ボルケーノ・クライシス 「評価 B」
南米の小国サンペドロ。今度この国をローマ法王が訪問するということなので、新聞記者のサムがアメリカの本社から派遣されてきた。しかしサム自身の興味はローマ法王ではなく、この国の独裁者メンドーサ大統領に長年抵抗し続けているゲリラ組織のリーダー、マルコスにあった。何とかして彼に会いたいと思うサムだったが、大統領の独裁体制は予想以上に厳しく、少しでもゲリラのことを口にしたら即刻射殺されかねない状況だった。それでも数々の苦難を乗り越え、マルコスとの対面を果たすサム。メンドーサの体制にうんざりしていたサムは、この国に民主主義をもたらそうという彼の思想に同調し、組織に協力することを誓った。そして世界中にメンドーサの悪事を知らしめる計画を彼らが実行しようとしたその時、火山が轟音と共に噴火を始めた…。
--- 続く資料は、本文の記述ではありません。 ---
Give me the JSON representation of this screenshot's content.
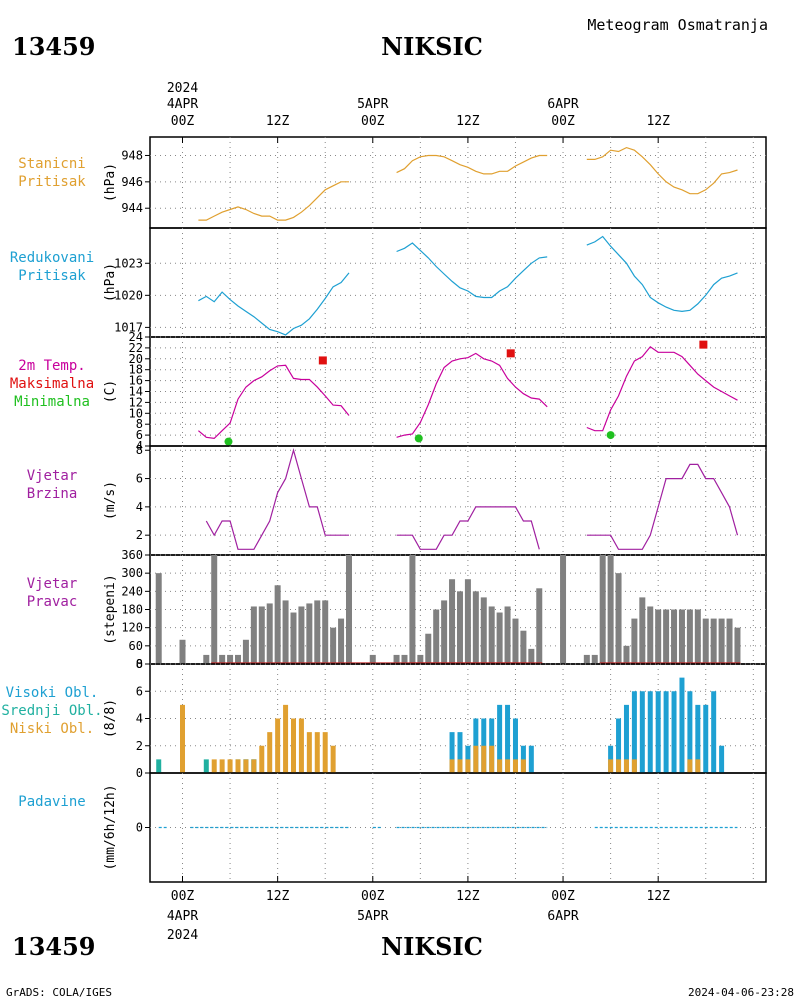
{
  "header": {
    "station_id": "13459",
    "station_name": "NIKSIC",
    "title": "Meteogram Osmatranja"
  },
  "time_axis": {
    "year": "2024",
    "top_ticks": [
      {
        "h": 0,
        "l1": "2024",
        "l2": "4APR",
        "l3": "00Z"
      },
      {
        "h": 12,
        "l3": "12Z"
      },
      {
        "h": 24,
        "l2": "5APR",
        "l3": "00Z"
      },
      {
        "h": 36,
        "l3": "12Z"
      },
      {
        "h": 48,
        "l2": "6APR",
        "l3": "00Z"
      },
      {
        "h": 60,
        "l3": "12Z"
      }
    ],
    "bottom_ticks": [
      {
        "h": 0,
        "l1": "00Z",
        "l2": "4APR",
        "l3": "2024"
      },
      {
        "h": 12,
        "l1": "12Z"
      },
      {
        "h": 24,
        "l1": "00Z",
        "l2": "5APR"
      },
      {
        "h": 36,
        "l1": "12Z"
      },
      {
        "h": 48,
        "l1": "00Z",
        "l2": "6APR"
      },
      {
        "h": 60,
        "l1": "12Z"
      }
    ]
  },
  "panels": {
    "station_pressure": {
      "label": [
        "Stanicni",
        "Pritisak"
      ],
      "unit": "(hPa)",
      "label_color": "#e0a030"
    },
    "reduced_pressure": {
      "label": [
        "Redukovani",
        "Pritisak"
      ],
      "unit": "(hPa)",
      "label_color": "#1ea0d2"
    },
    "temperature": {
      "label": [
        "2m Temp.",
        "Maksimalna",
        "Minimalna"
      ],
      "label_colors": [
        "#c8009c",
        "#e01010",
        "#20c020"
      ],
      "unit": "(C)"
    },
    "wind_speed": {
      "label": [
        "Vjetar",
        "Brzina"
      ],
      "unit": "(m/s)",
      "label_color": "#a020a0"
    },
    "wind_dir": {
      "label": [
        "Vjetar",
        "Pravac"
      ],
      "unit": "(stepeni)",
      "label_color": "#a020a0"
    },
    "clouds": {
      "label": [
        "Visoki Obl.",
        "Srednji Obl.",
        "Niski Obl."
      ],
      "label_colors": [
        "#1ea0d2",
        "#20b0a0",
        "#e0a030"
      ],
      "unit": "(8/8)"
    },
    "precip": {
      "label": [
        "Padavine"
      ],
      "unit": "(mm/6h/12h)",
      "label_color": "#1ea0d2"
    }
  },
  "footer": {
    "left": "GrADS: COLA/IGES",
    "right": "2024-04-06-23:28"
  },
  "chart_data": [
    {
      "type": "line",
      "name": "station_pressure",
      "ylim": [
        942.5,
        949.4
      ],
      "yticks": [
        944,
        946,
        948
      ],
      "color": "#e0a030",
      "segments": [
        {
          "x": [
            2,
            3,
            4,
            5,
            6,
            7,
            8,
            9,
            10,
            11,
            12,
            13,
            14,
            15,
            16,
            17,
            18,
            19,
            20,
            21
          ],
          "y": [
            943.1,
            943.1,
            943.4,
            943.7,
            943.9,
            944.1,
            943.9,
            943.6,
            943.4,
            943.4,
            943.1,
            943.1,
            943.3,
            943.7,
            944.2,
            944.8,
            945.4,
            945.7,
            946.0,
            946.0
          ]
        },
        {
          "x": [
            27,
            28,
            29,
            30,
            31,
            32,
            33,
            34,
            35,
            36,
            37,
            38,
            39,
            40,
            41,
            42,
            43,
            44,
            45,
            46
          ],
          "y": [
            946.7,
            947.0,
            947.6,
            947.9,
            948.0,
            948.0,
            947.9,
            947.6,
            947.3,
            947.1,
            946.8,
            946.6,
            946.6,
            946.8,
            946.8,
            947.2,
            947.5,
            947.8,
            948.0,
            948.0
          ]
        },
        {
          "x": [
            51,
            52,
            53,
            54,
            55,
            56,
            57,
            58,
            59,
            60,
            61,
            62,
            63,
            64,
            65,
            66,
            67,
            68,
            69,
            70
          ],
          "y": [
            947.7,
            947.7,
            947.9,
            948.4,
            948.3,
            948.6,
            948.4,
            947.9,
            947.3,
            946.6,
            946.0,
            945.6,
            945.4,
            945.1,
            945.1,
            945.4,
            945.9,
            946.6,
            946.7,
            946.9
          ]
        }
      ]
    },
    {
      "type": "line",
      "name": "reduced_pressure",
      "ylim": [
        1016.1,
        1026.3
      ],
      "yticks": [
        1017,
        1020,
        1023
      ],
      "color": "#1ea0d2",
      "segments": [
        {
          "x": [
            2,
            3,
            4,
            5,
            6,
            7,
            8,
            9,
            10,
            11,
            12,
            13,
            14,
            15,
            16,
            17,
            18,
            19,
            20,
            21
          ],
          "y": [
            1019.5,
            1019.9,
            1019.4,
            1020.3,
            1019.6,
            1019.0,
            1018.5,
            1018.0,
            1017.4,
            1016.8,
            1016.6,
            1016.3,
            1016.9,
            1017.2,
            1017.8,
            1018.7,
            1019.7,
            1020.8,
            1021.2,
            1022.1
          ]
        },
        {
          "x": [
            27,
            28,
            29,
            30,
            31,
            32,
            33,
            34,
            35,
            36,
            37,
            38,
            39,
            40,
            41,
            42,
            43,
            44,
            45,
            46
          ],
          "y": [
            1024.1,
            1024.4,
            1024.9,
            1024.2,
            1023.5,
            1022.7,
            1022.0,
            1021.3,
            1020.7,
            1020.4,
            1019.9,
            1019.8,
            1019.8,
            1020.4,
            1020.8,
            1021.6,
            1022.3,
            1023.0,
            1023.5,
            1023.6
          ]
        },
        {
          "x": [
            51,
            52,
            53,
            54,
            55,
            56,
            57,
            58,
            59,
            60,
            61,
            62,
            63,
            64,
            65,
            66,
            67,
            68,
            69,
            70
          ],
          "y": [
            1024.7,
            1025.0,
            1025.5,
            1024.6,
            1023.8,
            1023.0,
            1021.8,
            1021.0,
            1019.8,
            1019.3,
            1018.9,
            1018.6,
            1018.5,
            1018.6,
            1019.2,
            1020.0,
            1021.0,
            1021.6,
            1021.8,
            1022.1
          ]
        }
      ],
      "max_points": [],
      "min_points": []
    },
    {
      "type": "line",
      "name": "temperature",
      "ylim": [
        4,
        24
      ],
      "yticks": [
        4,
        6,
        8,
        10,
        12,
        14,
        16,
        18,
        20,
        22,
        24
      ],
      "color": "#c8009c",
      "segments": [
        {
          "x": [
            2,
            3,
            4,
            5,
            6,
            7,
            8,
            9,
            10,
            11,
            12,
            13,
            14,
            15,
            16,
            17,
            18,
            19,
            20,
            21
          ],
          "y": [
            6.8,
            5.6,
            5.4,
            6.8,
            8.2,
            12.6,
            14.8,
            16.0,
            16.7,
            17.8,
            18.7,
            18.8,
            16.4,
            16.2,
            16.2,
            14.8,
            13.2,
            11.5,
            11.4,
            9.6
          ]
        },
        {
          "x": [
            27,
            28,
            29,
            30,
            31,
            32,
            33,
            34,
            35,
            36,
            37,
            38,
            39,
            40,
            41,
            42,
            43,
            44,
            45,
            46
          ],
          "y": [
            5.6,
            6.0,
            6.2,
            8.3,
            11.6,
            15.4,
            18.4,
            19.6,
            20.0,
            20.2,
            21.0,
            20.0,
            19.6,
            18.8,
            16.4,
            14.8,
            13.6,
            12.8,
            12.6,
            11.2
          ]
        },
        {
          "x": [
            51,
            52,
            53,
            54,
            55,
            56,
            57,
            58,
            59,
            60,
            61,
            62,
            63,
            64,
            65,
            66,
            67,
            68,
            69,
            70
          ],
          "y": [
            7.4,
            6.8,
            6.8,
            10.6,
            13.2,
            16.8,
            19.6,
            20.4,
            22.2,
            21.2,
            21.2,
            21.2,
            20.4,
            18.8,
            17.2,
            16.0,
            14.8,
            14.0,
            13.2,
            12.4
          ]
        }
      ],
      "max_points": [
        {
          "x": 17.7,
          "y": 19.7
        },
        {
          "x": 41.4,
          "y": 21.0
        },
        {
          "x": 65.7,
          "y": 22.6
        }
      ],
      "min_points": [
        {
          "x": 5.8,
          "y": 4.8
        },
        {
          "x": 29.8,
          "y": 5.4
        },
        {
          "x": 54.0,
          "y": 6.0
        }
      ]
    },
    {
      "type": "line",
      "name": "wind_speed",
      "ylim": [
        0.6,
        8.3
      ],
      "yticks": [
        2,
        4,
        6,
        8
      ],
      "color": "#a020a0",
      "segments": [
        {
          "x": [
            3,
            4,
            5,
            6,
            7,
            8,
            9,
            10,
            11,
            12,
            13,
            14,
            15,
            16,
            17,
            18,
            19,
            20,
            21
          ],
          "y": [
            3,
            2,
            3,
            3,
            1,
            1,
            1,
            2,
            3,
            5,
            6,
            8,
            6,
            4,
            4,
            2,
            2,
            2,
            2
          ]
        },
        {
          "x": [
            27,
            28,
            29,
            30,
            31,
            32,
            33,
            34,
            35,
            36,
            37,
            38,
            39,
            40,
            41,
            42,
            43,
            44,
            45
          ],
          "y": [
            2,
            2,
            2,
            1,
            1,
            1,
            2,
            2,
            3,
            3,
            4,
            4,
            4,
            4,
            4,
            4,
            3,
            3,
            1
          ]
        },
        {
          "x": [
            51,
            52,
            53,
            54,
            55,
            56,
            57,
            58,
            59,
            60,
            61,
            62,
            63,
            64,
            65,
            66,
            67,
            68,
            69,
            70
          ],
          "y": [
            2,
            2,
            2,
            2,
            1,
            1,
            1,
            1,
            2,
            4,
            6,
            6,
            6,
            7,
            7,
            6,
            6,
            5,
            4,
            2
          ]
        }
      ]
    },
    {
      "type": "bar",
      "name": "wind_dir",
      "ylim": [
        0,
        360
      ],
      "yticks": [
        0,
        60,
        120,
        180,
        240,
        300,
        360
      ],
      "color": "#808080",
      "x": [
        -3,
        0,
        3,
        4,
        5,
        6,
        7,
        8,
        9,
        10,
        11,
        12,
        13,
        14,
        15,
        16,
        17,
        18,
        19,
        20,
        21,
        24,
        27,
        28,
        29,
        30,
        31,
        32,
        33,
        34,
        35,
        36,
        37,
        38,
        39,
        40,
        41,
        42,
        43,
        44,
        45,
        46,
        48,
        51,
        52,
        53,
        54,
        55,
        56,
        57,
        58,
        59,
        60,
        61,
        62,
        63,
        64,
        65,
        66,
        67,
        68,
        69,
        70
      ],
      "values": [
        300,
        80,
        30,
        360,
        30,
        30,
        30,
        80,
        190,
        190,
        200,
        260,
        210,
        170,
        190,
        200,
        210,
        210,
        120,
        150,
        360,
        30,
        30,
        30,
        360,
        30,
        100,
        180,
        210,
        280,
        240,
        280,
        240,
        220,
        190,
        170,
        190,
        150,
        110,
        50,
        250,
        0,
        360,
        30,
        30,
        360,
        360,
        300,
        60,
        150,
        220,
        190,
        180,
        180,
        180,
        180,
        180,
        180,
        150,
        150,
        150,
        150,
        120
      ]
    },
    {
      "type": "bar",
      "name": "clouds",
      "ylim": [
        0,
        8
      ],
      "yticks": [
        0,
        2,
        4,
        6,
        8
      ],
      "series": [
        {
          "name": "Visoki Obl.",
          "color": "#1ea0d2",
          "x": [
            8,
            9,
            34,
            35,
            36,
            37,
            38,
            39,
            40,
            41,
            42,
            43,
            44,
            54,
            55,
            56,
            57,
            58,
            59,
            60,
            61,
            62,
            63,
            64,
            65,
            66,
            67,
            68
          ],
          "values": [
            1,
            1,
            3,
            3,
            2,
            4,
            4,
            4,
            5,
            5,
            4,
            2,
            2,
            2,
            4,
            5,
            6,
            6,
            6,
            6,
            6,
            6,
            7,
            6,
            5,
            5,
            6,
            2
          ]
        },
        {
          "name": "Srednji Obl.",
          "color": "#20b0a0",
          "x": [
            -3,
            3,
            7,
            8,
            9
          ],
          "values": [
            1,
            1,
            1,
            1,
            1
          ]
        },
        {
          "name": "Niski Obl.",
          "color": "#e0a030",
          "x": [
            0,
            4,
            5,
            6,
            7,
            8,
            9,
            10,
            11,
            12,
            13,
            14,
            15,
            16,
            17,
            18,
            19,
            34,
            35,
            36,
            37,
            38,
            39,
            40,
            41,
            42,
            43,
            54,
            55,
            56,
            57,
            64,
            65
          ],
          "values": [
            5,
            1,
            1,
            1,
            1,
            1,
            1,
            2,
            3,
            4,
            5,
            4,
            4,
            3,
            3,
            3,
            2,
            1,
            1,
            1,
            2,
            2,
            2,
            1,
            1,
            1,
            1,
            1,
            1,
            1,
            1,
            1,
            1
          ]
        }
      ]
    },
    {
      "type": "bar",
      "name": "precip",
      "ylim": [
        -1,
        1
      ],
      "yticks": [
        0
      ],
      "color": "#1ea0d2",
      "x": [],
      "values": []
    }
  ]
}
90年代後半の火山映画ブームに便乗し、ロジャー・コーマンが即席で製作した映画。アクション中心の内容で火山が添え物的扱いになっている上、噴火シーンの映像は九十パーセントが他の記録映像からの使い回しという低予算ぶりだが、明確な構図と痛快無比な展開によってちゃんとした娯楽作品に仕上げているのは、さすがコーマンと言ったところ。各登場人物がしっかりと自らの信念に基づいて行動しているので物語が複雑になることも無く、最初から最後まで安心して見ていられる(特にメンドーサ大統領の分かり易すぎる独裁者像は見ていて笑いが込み上げてくるほどだ)。火山映画としては殆ど詐欺のような内容だが、いかにもコーマンらしい、B級だと割り切った作りに好感がもてる映画である。